Depuis le jour de sa naissance jusqu'à aujourd'hui, il voit Hachem de ses propres yeux. La Guemara raconte que Hillel l'Ancien avait quatre-vingts élèves, trente d'entre eux étaient comme Moché Rabbenou et pouvaient arrêter le soleil et la lune. Le plus grand d'entre eux était Yonathan ben Ouziel ; lorsqu'on se rend sur son tombeau à Amouka, on peut voir spirituellement que toutes les montagnes sont en feu, et tout oiseau qui volait au-dessus de lui était brûlé et montait en flammes. Le plus petit d'entre eux était Rabban Yo'hanan ben Zakaï, pour qui rien n'était caché – le langage des paraboles, le langage des oiseaux, le langage des palmiers, et même les débats d'Abayé et Rava.

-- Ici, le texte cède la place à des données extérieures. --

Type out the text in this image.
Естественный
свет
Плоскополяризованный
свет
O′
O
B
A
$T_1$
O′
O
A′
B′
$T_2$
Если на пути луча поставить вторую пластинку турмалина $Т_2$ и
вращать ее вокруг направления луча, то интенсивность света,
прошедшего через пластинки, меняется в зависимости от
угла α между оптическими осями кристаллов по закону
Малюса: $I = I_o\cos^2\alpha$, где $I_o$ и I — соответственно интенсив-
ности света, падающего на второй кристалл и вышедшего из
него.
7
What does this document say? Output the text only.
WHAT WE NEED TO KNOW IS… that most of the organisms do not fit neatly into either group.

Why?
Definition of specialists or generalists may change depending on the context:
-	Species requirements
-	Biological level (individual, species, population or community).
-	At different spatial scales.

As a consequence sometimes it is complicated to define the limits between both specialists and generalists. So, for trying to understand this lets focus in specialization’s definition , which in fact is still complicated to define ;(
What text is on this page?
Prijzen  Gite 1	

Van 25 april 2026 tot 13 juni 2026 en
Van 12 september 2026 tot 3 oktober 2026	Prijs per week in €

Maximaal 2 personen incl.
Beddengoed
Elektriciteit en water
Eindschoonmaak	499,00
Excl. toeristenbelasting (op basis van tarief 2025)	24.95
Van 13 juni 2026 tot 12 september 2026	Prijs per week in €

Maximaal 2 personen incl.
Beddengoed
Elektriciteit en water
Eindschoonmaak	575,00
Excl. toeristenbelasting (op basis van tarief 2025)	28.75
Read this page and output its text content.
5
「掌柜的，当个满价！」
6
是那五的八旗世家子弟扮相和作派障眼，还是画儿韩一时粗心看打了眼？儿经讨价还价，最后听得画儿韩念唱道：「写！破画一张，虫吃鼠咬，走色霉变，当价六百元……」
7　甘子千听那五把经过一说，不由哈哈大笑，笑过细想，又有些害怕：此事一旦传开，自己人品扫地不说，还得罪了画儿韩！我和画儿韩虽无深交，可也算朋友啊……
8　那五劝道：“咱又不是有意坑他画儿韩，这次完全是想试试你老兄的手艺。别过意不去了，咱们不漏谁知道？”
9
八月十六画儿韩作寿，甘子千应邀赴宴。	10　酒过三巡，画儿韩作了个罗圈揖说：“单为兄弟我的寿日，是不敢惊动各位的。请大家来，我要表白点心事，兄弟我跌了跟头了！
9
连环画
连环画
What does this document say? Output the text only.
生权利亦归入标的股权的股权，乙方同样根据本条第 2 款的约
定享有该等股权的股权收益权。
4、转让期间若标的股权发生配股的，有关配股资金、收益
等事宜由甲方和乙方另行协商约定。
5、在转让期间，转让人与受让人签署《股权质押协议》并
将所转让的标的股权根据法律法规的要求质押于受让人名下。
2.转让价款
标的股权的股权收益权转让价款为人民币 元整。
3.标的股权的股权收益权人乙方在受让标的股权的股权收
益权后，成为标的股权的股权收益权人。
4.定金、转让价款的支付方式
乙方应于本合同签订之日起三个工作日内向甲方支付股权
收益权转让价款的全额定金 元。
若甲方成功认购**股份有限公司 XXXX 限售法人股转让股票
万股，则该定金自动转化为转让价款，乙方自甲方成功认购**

Abayé et Rava n'étaient pas du tout des êtres humains ordinaires, ils étaient le secret des Noms saints, les quatre Sefirot. Abayé a pour valeur numérique 23, Rava a pour valeur numérique 209, et ensemble ils s'élèvent à 232. Ce nombre correspond aux quatre développements du Nom Havayah : le Nom de 72 (A"V, avec remplissage de Youd), le Nom de 63 (Sa"G), le Nom de 45 (Ma"H, avec remplissage de Aleph) et le Nom de 52 (Ba"N, avec remplissage de Hé), dont l'union totale est 232. Tous les Tannaïm et Amoraïm étaient des Noms saints, qui, avec leurs corps, étaient plus grands que nos âmes, et le plus petit d'entre eux pouvait ressusciter les morts.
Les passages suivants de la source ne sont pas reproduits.